Bandwidth is mostly a cost issue - there's almost no limit to the amount of bandwidth a hosting company can obtain if they are willing to pay for it. System resources, on the other hand, is a very inflexible, limited thing. System resources relates to the CPU and RAM that is running the web server where your web site is on. In most cases it is not easy for a provider to upgrade their CPU and RAM (most providers already run dual-processor systems with half a gig or more of RAM - upgrading beyond that simply isn't necessary).
The system resource limitations are placed there as a quality of service concern. Remember that when you are hosting your web site on a shared hosting provider, the individual web server that your site is located on will typically have between 100 and 500 web sites running on the same web server. If one single web site uses more than their fair share of the server's resources, that negatively impacts the server's ability to serve all of the other sites on the server.
To put it into a "retail" perspective (since you used the sandwich shop example), let's pretend that a web server is like a big movie theater. The movie theater might have 200 seats for tonight's show. Let's say the movie theater sold out all 200 tickets - but one guy went in, and instead of sitting in his seet, he laid down in one row, thus taking up 6 seats in the theater, even though he'd only purchased one ticket. That leaves five other people with no place to sit and watch the movie, even though they also bought a ticket and paid the same price you did.
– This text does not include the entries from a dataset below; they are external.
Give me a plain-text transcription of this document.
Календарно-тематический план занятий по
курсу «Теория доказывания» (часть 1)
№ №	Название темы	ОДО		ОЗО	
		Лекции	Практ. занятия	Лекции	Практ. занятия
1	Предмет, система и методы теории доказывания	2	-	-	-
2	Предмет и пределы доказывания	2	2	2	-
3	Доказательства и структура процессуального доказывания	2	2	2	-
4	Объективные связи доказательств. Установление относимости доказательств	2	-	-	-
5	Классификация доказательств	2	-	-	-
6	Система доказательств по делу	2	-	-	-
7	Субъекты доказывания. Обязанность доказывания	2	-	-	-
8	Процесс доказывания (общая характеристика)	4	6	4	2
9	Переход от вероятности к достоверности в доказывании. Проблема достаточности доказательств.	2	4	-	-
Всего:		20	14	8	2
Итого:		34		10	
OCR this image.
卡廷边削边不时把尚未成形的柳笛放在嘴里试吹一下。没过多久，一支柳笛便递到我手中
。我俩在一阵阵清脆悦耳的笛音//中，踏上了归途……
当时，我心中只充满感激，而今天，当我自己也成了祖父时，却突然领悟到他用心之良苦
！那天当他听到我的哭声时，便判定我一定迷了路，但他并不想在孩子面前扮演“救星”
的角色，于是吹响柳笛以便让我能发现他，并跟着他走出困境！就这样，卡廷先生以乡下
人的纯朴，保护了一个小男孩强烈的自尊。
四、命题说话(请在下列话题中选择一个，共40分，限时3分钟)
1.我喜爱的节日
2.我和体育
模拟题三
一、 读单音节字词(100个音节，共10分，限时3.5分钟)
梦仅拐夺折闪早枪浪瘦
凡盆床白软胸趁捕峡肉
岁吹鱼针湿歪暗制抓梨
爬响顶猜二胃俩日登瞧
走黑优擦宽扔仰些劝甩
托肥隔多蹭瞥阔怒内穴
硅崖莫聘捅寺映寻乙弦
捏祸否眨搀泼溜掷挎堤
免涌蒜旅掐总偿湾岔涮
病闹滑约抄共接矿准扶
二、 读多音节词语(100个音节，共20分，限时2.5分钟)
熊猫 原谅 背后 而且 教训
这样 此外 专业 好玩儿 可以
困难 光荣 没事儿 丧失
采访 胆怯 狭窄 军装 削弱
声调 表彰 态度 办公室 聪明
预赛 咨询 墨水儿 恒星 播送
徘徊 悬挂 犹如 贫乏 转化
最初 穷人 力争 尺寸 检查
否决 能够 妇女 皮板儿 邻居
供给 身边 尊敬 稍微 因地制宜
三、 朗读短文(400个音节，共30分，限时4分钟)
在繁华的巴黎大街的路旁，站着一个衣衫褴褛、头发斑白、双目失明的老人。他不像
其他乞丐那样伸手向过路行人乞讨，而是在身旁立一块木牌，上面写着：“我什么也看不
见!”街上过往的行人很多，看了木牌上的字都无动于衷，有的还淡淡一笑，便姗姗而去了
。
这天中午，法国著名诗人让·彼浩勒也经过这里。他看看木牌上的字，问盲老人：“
I think you will agree that in situations such as that, the theater management has the right to make the guy leave. And the resource usage limitations on a shared hosting account are done for much the same reason - to ensure the quality of service for all of a hosting provider's customers, not just one.
So please realize that when you see limitations on resource usage, those are really pretty much unrelated to bandwidth entirely, and even the good companies that provide a firm limit on the amount of bandwidth a site is allowed will also have limits on the amount of system resources that site is allowed as well.